We don’t know this is evidence, these are for the moment only claims of evidence. And you are incorrect. You missed the third, and the infinitely more likely natural conclusion – simple delusion.
What might be keeping you from "knowing" that it's evidence is the limits you put on what is
admissable as evidence, or the low regard you have for those most likely to report it (those who believe the evidence to be evidence).
"We can call the attempt to refute theism by displaying the continuity of the belief in God with primitive delusion the method of Anthropological intimidation." -- Edwyn Bevan, Symbolism and Belief, ch.2.
What does that mean? What does outside of creation mean? Certainly any claim that is not accompanied by factual support should be appropriately dismissed.
And it
was, in the past just as in the present. But you account for the facts that were admitted from outside a strictly naturalistic view of the universe (that creation, "nature", is all that exists) as the result of delusion. That's why "outside creation" can mean nothing to you, not even theoretically. You don't seem able to consider it.

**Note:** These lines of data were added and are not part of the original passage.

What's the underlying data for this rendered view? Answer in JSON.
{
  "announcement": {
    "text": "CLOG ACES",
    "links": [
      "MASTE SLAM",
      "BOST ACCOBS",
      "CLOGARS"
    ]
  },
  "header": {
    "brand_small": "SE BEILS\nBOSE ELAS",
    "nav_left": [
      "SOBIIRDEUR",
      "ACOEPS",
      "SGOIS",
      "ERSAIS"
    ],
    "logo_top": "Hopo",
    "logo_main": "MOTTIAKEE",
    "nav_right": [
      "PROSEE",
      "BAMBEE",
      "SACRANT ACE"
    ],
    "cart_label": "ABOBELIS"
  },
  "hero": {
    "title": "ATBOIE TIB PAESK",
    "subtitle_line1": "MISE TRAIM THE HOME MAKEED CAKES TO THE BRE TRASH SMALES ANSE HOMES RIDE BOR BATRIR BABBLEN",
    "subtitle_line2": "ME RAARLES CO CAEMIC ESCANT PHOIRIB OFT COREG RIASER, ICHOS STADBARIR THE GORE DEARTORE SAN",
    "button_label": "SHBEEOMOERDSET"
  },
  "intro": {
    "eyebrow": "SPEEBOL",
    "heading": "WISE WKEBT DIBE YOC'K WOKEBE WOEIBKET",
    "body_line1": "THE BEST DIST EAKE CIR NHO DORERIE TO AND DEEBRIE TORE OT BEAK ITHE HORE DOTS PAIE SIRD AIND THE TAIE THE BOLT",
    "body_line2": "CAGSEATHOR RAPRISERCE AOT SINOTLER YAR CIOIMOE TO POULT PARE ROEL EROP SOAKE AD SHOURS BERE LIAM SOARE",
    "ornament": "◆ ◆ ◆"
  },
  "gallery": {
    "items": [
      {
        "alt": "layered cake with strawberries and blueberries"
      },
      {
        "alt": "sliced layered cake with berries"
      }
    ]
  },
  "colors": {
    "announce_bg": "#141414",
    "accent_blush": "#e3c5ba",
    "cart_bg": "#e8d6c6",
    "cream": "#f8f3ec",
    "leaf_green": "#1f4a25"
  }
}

Well not quite. The issue is that you cannot demonstrate that what you claim as evidence is more believable than the more credible and mundane explanation of simple delusion.
I have no wish to. This is what I referred to earlier when I said it would be unreasonable to expect evidence that isn't limited to the boundary conditions imposed by our own perspective. What I claim as evidence
isn't more believable/unbelievable than mundane explanations, it's
equally believable/unbelievable from a human perspective (which is
always in play).
Whether these people were delusional or not should be judged with the same measure by which you judge your own assumptions about reality. If you're certain you're not delusional, how do you manage to say these people were deluded if they were equally rational, equally able to discern between delusion and reality. And if you say they weren't able to discern, how can you be certain you are able? You're fighting with a double-edged sword.
Again you only have claims of evidence, more appropriately referred to as imaginative speculations or fantasies. But proposing a speculative idea does not constitute evidence or truth. You still need to substantiate your claims before expecting them to be believed. Remember your claims are really quite fantastic and have no precedent so it is quite right that more credible natural explanations would be offered instead.
These claims were not especially "fantastic" for thousands of years - especially Christianity's central thesis about the coming Messiah of a single God is quite bland compared to the beliefs that many religions are/were made up of. It is because of how the world has changed in just the past 200 years that these beliefs have come to seem more imaginative (as people turned to the more concrete aspects of the universe for security). It's typical of this age to expect someone/something else to compensate for any deficiencies, whether it is imagination (cue myth, religion and entertainment), direction (cue politics or spirituality) or love and excitement (cue sex, hedonism and entertainment).
The evidence and their explanations will stay the same - the way any event that occurred or evidence that was given throughout history would remain what it was at the time - no matter
how much our need to be convinced or persuaded by it grows or diminishes over time.
No. You were erroneously trying to create two issues, e.g. (1) belief of existence and (2) belief of non-existence. I have neither, but simply disbelieve yours – the only issue of relevance when discussing your claims.
I understand what you mean, but this is how I see it: "I have neither, but simply disbelieve yours" is the only issue of relevance when discussing my claims. If you profess to have no belief about the existence/non-existence of God, you must have some other reason to disbelieve my claims and the evidence - one that still isn't clear to me.